Le bloc de constitutionnalité, ce que le Conseil constitutionnel protège vraiment

Le texte de la Constitution de 1958 s'arrête à son article 89, et pourtant le Conseil constitutionnel censure des lois au nom de textes qui n'y figurent même pas. Tu vas comprendre d'où vient cette expression, ce qu'elle contient exactement, et comment t'en servir sans réciter une liste que tu ne comprends pas.

L'essentiel en une phrase

Le bloc de constitutionnalité regroupe tous les textes que le Conseil constitutionnel utilise pour contrôler une loi, bien au-delà du texte même de la Constitution du 4 octobre 1958, numéroté jusqu'à son article 89. Il comprend le Préambule de 1958, la Déclaration des droits de l'homme de 1789, le Préambule de 1946, les principes fondamentaux reconnus par les lois de la République et la Charte de l'environnement de 2004. Une loi peut donc être jugée inconstitutionnelle sans contredire un seul article de la Constitution elle-même, simplement parce qu'elle viole un de ces autres textes.

Retiens d'abord pourquoi cette notion compte autant dans ton cours. Avant 1971, personne ne savait avec quoi le Conseil constitutionnel comparait les lois. Depuis 1971, la réponse tient dans ce bloc, et chaque révision constitutionnelle ou presque vient encore l'élargir, la dernière en date étant l'entrée de la Charte de l'environnement en 2005.

À retenir

Le bloc de constitutionnalité naît avec la décision Liberté d'association du 16 juillet 1971. C'est une construction doctrinale, théorisée par le juriste Louis Favoreu, et non une expression que le Conseil constitutionnel emploie lui-même dans ses décisions.

Une expression doctrinale, et non un texte de loi

Cherche « bloc de constitutionnalité » dans une décision du Conseil constitutionnel. Tu ne le trouveras nulle part. L'expression vient de la doctrine, c'est-à-dire des juristes qui commentent et analysent la jurisprudence, et non du Conseil lui-même. Le juriste Claude Émeri l'emploie le premier en 1970, dans la Revue du droit public. Mais c'est le doyen Louis Favoreu qui lui donne son sens moderne et la théorise en 1975, dans un article resté célèbre, « Le principe de constitutionnalité, essai de définition d'après la jurisprudence du Conseil constitutionnel », publié dans les Mélanges Eisenmann.

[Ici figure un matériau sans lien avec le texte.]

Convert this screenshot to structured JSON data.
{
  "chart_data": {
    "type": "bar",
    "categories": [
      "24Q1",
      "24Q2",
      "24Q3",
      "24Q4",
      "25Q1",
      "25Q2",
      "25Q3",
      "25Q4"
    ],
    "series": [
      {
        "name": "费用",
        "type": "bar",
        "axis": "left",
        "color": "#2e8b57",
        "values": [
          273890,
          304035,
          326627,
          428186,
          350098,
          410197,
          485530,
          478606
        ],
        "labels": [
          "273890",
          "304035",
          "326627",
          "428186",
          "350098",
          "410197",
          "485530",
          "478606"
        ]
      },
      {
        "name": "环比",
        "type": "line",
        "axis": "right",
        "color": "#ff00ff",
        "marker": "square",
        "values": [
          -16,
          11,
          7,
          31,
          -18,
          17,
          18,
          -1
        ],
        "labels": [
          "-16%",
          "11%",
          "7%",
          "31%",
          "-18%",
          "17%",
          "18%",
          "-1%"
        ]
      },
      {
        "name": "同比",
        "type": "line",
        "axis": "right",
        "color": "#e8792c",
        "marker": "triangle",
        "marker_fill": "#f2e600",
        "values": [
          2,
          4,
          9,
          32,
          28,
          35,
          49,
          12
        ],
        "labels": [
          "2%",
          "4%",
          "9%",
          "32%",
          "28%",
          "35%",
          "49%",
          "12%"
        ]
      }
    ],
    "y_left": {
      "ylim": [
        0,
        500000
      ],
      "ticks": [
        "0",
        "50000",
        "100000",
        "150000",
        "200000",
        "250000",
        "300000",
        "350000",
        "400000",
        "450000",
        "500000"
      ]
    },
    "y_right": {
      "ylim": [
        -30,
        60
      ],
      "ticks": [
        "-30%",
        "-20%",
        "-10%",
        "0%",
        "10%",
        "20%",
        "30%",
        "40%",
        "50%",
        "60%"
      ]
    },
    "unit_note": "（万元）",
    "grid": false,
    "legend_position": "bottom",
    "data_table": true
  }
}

Favoreu observe alors quelque chose que le texte de la Constitution ne disait pas explicitement. Depuis quatre ans, le Conseil constitutionnel ne se contente plus de comparer une loi aux seuls articles de la Constitution de 1958. Il vérifie aussi qu'elle respecte d'autres textes, auxquels la Constitution renvoie sans les recopier. Favoreu reprend l'expression d'Émeri et la fixe autour de ces textes précis, et cette définition s'impose ensuite dans tous les manuels de droit constitutionnel, alors même qu'aucune loi ni aucune décision ne l'a jamais officiellement consacrée.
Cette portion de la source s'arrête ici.